A operação conjunta de tropas brasileiras e estadunidenses foi autorizada pelo Decreto 10.834 publicado no dia 13 de outubro e assinado pelo protofascista juntamente com o general Braga Neto. Até onde alcança nossa informação, é um exercício militar inédito. Segundo o Correio Brasiliense, as “duas equipes” participam “da edição 2021 do chamado Combined Operations and Rotation Exercises (Core), um tipo de treinamento militar concebido durante conferência bilateral de Estado-Maior Brasil-EUA realizada em outubro de 2020, "com o objetivo de incrementar a interoperabilidade entre os dois exércitos".” A secretaria da presidência da república informou a novidade eliminando qualquer improviso em assunto tão sério e estratégico: o “exercício” se realizará todos os anos até... 2028!

É muito provável a ausência de curiosidade jornalística da chamada mídia independente necessária para investigar a fundo algo relevante sobre a inédita presença de tropas americanas no Brasil. Da mesma forma, os parlamentares da esquerda liberal tampouco buscarão por meios legais e legislativos ações para esclarecer a razão e o sentido – além de antecedentes e repercussão – de tão grave presença militar estadunidense em nosso país.

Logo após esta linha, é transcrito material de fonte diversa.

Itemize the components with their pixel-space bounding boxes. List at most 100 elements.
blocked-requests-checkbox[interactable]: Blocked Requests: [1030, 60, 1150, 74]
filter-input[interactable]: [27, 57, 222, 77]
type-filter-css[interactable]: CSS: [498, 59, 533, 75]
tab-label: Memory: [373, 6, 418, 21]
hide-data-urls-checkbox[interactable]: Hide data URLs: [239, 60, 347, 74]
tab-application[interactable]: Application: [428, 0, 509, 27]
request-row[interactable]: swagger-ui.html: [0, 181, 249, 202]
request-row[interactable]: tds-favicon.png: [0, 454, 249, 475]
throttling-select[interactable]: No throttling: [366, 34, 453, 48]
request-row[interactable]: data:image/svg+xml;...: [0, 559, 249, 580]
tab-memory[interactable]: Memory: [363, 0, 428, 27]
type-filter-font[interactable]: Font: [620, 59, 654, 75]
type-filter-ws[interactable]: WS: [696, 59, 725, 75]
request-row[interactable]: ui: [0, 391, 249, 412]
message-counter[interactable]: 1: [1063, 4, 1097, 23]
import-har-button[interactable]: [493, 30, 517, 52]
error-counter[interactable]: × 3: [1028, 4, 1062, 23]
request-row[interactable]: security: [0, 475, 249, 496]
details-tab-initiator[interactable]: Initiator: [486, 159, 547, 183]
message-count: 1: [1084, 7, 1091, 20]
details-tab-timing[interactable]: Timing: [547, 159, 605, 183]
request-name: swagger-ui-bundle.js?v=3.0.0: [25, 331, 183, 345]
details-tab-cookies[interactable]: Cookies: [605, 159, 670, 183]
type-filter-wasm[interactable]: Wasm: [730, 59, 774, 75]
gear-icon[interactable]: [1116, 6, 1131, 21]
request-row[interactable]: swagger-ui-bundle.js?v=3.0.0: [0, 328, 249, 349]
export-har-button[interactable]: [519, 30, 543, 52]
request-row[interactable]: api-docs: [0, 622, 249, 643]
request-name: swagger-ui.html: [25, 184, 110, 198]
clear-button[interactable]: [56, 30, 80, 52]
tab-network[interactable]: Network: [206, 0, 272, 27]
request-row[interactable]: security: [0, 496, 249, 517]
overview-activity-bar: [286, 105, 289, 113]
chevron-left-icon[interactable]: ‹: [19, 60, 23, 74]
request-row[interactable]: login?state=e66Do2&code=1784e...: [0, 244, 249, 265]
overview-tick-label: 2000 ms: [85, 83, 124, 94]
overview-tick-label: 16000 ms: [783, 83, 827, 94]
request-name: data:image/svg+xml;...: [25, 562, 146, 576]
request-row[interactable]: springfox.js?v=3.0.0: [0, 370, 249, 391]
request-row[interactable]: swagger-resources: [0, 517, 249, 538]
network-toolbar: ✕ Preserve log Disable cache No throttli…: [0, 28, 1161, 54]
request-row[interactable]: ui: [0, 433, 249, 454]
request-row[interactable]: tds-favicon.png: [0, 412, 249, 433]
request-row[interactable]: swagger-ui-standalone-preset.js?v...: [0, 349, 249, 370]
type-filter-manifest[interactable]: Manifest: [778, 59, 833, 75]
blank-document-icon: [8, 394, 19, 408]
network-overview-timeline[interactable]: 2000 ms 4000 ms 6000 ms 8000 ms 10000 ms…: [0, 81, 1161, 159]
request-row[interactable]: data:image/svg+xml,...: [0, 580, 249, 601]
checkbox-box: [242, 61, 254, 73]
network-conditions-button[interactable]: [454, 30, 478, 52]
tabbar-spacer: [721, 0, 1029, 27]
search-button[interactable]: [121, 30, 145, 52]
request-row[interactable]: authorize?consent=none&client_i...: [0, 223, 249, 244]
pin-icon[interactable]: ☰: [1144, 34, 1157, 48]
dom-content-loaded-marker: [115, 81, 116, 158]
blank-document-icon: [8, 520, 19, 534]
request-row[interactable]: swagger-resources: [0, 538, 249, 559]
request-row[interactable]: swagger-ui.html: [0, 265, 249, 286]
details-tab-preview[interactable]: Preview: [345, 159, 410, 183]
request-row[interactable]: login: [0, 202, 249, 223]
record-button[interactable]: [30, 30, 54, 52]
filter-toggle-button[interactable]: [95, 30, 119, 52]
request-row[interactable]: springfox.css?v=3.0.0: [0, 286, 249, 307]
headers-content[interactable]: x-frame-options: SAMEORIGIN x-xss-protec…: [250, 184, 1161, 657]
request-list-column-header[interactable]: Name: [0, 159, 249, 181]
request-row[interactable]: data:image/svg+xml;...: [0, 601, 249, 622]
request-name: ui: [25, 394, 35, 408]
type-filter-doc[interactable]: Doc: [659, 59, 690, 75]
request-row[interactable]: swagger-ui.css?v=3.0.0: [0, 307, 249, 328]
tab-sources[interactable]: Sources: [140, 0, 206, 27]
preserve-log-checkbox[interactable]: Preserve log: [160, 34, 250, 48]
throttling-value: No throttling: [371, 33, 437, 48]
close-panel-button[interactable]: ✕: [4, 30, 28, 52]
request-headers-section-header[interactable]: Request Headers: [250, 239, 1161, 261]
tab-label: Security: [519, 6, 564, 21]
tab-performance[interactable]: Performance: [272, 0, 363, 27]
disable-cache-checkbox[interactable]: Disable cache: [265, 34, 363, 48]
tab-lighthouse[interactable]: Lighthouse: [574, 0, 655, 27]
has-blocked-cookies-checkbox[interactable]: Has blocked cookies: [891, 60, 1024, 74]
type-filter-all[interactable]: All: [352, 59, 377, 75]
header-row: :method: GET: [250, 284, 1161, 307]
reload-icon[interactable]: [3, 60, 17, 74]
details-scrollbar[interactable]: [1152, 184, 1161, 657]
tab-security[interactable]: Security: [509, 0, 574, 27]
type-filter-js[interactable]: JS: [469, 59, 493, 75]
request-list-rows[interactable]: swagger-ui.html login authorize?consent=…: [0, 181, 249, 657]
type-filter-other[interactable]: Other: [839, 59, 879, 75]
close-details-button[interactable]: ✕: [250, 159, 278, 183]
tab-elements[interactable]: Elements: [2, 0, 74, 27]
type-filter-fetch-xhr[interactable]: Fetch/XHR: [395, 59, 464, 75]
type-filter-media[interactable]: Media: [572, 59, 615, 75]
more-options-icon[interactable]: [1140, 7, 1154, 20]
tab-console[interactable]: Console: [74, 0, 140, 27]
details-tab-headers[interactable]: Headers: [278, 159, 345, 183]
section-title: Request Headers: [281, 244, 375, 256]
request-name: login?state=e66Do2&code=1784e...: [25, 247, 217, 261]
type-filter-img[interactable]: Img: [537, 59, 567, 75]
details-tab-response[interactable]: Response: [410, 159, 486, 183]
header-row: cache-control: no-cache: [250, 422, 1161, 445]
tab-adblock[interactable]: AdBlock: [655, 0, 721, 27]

Nas atuais circunstâncias, a única esperança é, talvez, a possibilidade de um pesquisador no futuro, orientado por sentimento e convicção nacionalista e revolucionária, encontrar no baú esquecido da História, as razões que levam um país de enorme potencial à miserável posição de dependência e subdesenvolvimento em que nos encontramos.

Finalmente, bastam duas moléculas de lucidez e outra de honestidade intelectual para perceber o quanto ações simples e silenciosas como essas são as responsáveis por levar as forças armadas no Brasil à radical submissão política e ideológica, à doutrina “América para os americanos” anunciada por James Monroe em 1823.

O Brasil vive um clima de pré-campanha eleitoral e tudo indica que o essencial – como a presença das tropas estadunidenses no Brasil – permanecerá longe da atenção do público e simplesmente será ignorado como se jamais tivesse existido. Mais cedo do que tarde, não será surpresa alguma se a esquerda liberal comandada pela consciência ingênua – agora livre da antiga tradição antiimperialista atualmente exorcizada por seus novos profetas e “dirigentes” – manifestará cinicamente sua surpresa e até oposição diante da ação entreguista de um presidente protofascista, adepto confesso do alinhamento automático do Brasil à política de segurança e do expansionismo permanente dos Estados Unidos, como se não fosse ela também responsável pelas tropas estadunidenses em território brasileiro. Da mesma forma, antes que ironia da História, o “episódio” revela que ninguém ficará impune de severo juízo histórico necessário para superar os limites objetivos do liberalismo de esquerda a que estamos aparentemente condenados.


Nildo Ouriques é economista, professor da UFSC e membro do IELA - Instituto de Estudos Latino-Americanos.